On the other hand, there are several reasons why functional difficulties may be more prevalent in urban areas than in rural areas. Lower survival rates for persons with functional difficulties in rural areas may lead to lower prevalence of functional difficulties. A lack of access to health information in rural areas may lead to limited awareness and/or higher stigma surrounding functional difficulties, which may reduce respondents' reporting of functional difficulties in survey data.19
Additionally, environmental factors such as infrastructure could affect mobility difficulties differently in rural and urban areas in context specific ways. For example, people with a given impairment such as arthritis may experience more difficulties walking around if, in a given country, urban areas have more physical obstacles (e.g. sidewalks without curb cuts, stairs to enter buildings) than rural areas. On the contrary, some urban areas may offer accessible infrastructure while rural areas have rugged and uneven terrain that is difficult to walk around.

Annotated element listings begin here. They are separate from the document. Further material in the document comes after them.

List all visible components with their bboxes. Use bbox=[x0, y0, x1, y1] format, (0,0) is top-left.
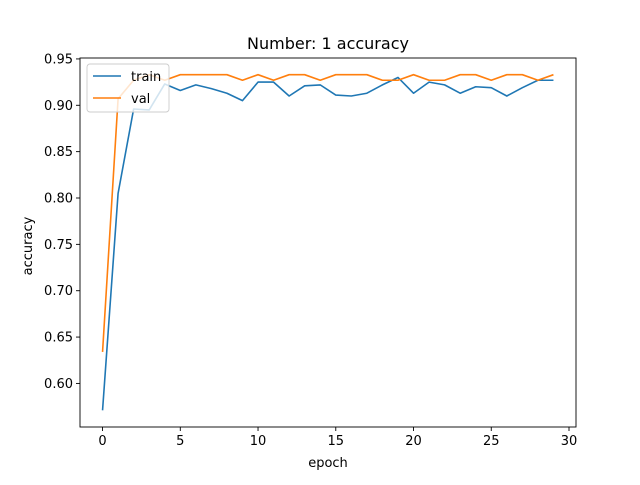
x-axis-label: epoch bbox=[308, 456, 348, 471]
y-tick-label: 0.80 bbox=[44, 191, 73, 206]
legend: train val bbox=[86, 63, 170, 113]
series-line-val bbox=[101, 73, 554, 352]
y-axis-label: accuracy bbox=[21, 216, 36, 275]
y-tick-label: 0.60 bbox=[44, 377, 73, 392]
x-tick-label: 20 bbox=[405, 434, 422, 449]
series-line-train bbox=[101, 76, 554, 411]
x-tick-label: 10 bbox=[250, 434, 267, 449]
y-tick-label: 0.85 bbox=[44, 145, 73, 160]
y-axis: 0.60 0.65 0.70 0.75 0.80 0.85 0.90 0.95 bbox=[44, 52, 80, 392]
y-tick-label: 0.75 bbox=[44, 238, 73, 253]
y-tick-label: 0.65 bbox=[44, 331, 73, 346]
axes-frame bbox=[79, 57, 577, 428]
x-tick-label: 5 bbox=[176, 434, 184, 449]
x-tick-label: 30 bbox=[561, 434, 578, 449]
x-axis: 0 5 10 15 20 25 30 bbox=[98, 427, 577, 449]
plot-area bbox=[79, 57, 577, 428]
x-tick-label: 15 bbox=[328, 434, 345, 449]
y-tick-label: 0.70 bbox=[44, 284, 73, 299]
y-tick-label: 0.95 bbox=[44, 52, 73, 67]
x-tick-label: 0 bbox=[98, 434, 106, 449]
legend-label-train: train bbox=[131, 70, 161, 85]
x-tick-label: 25 bbox=[483, 434, 500, 449]
y-tick-label: 0.90 bbox=[44, 99, 73, 114]
chart-title: Number: 1 accuracy bbox=[247, 34, 409, 53]
legend-label-val: val bbox=[131, 92, 150, 107]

Further complicating the relationship between functional difficulties and urban development, people can migrate from rural to urban areas, or vice versa. If persons with functional difficulties are less likely to migrate to urban places,20 the prevalence of functional difficulties will be higher in rural areas compared to urban areas even if the risk of functional difficulty is the same in both urban and rural areas. At any given time, the relationship between functional difficulties and urban development is a function of any underlying risk as well as a function of migration patterns.
This paper does not identify the causal links in this complex relationship between functional difficulties and urban development. Instead, it measures the correlation between functional difficulties and urban development using internationally comparable data on both functional difficulties and urban development. This correlation is important as it documents relative needs for services in different types of communities.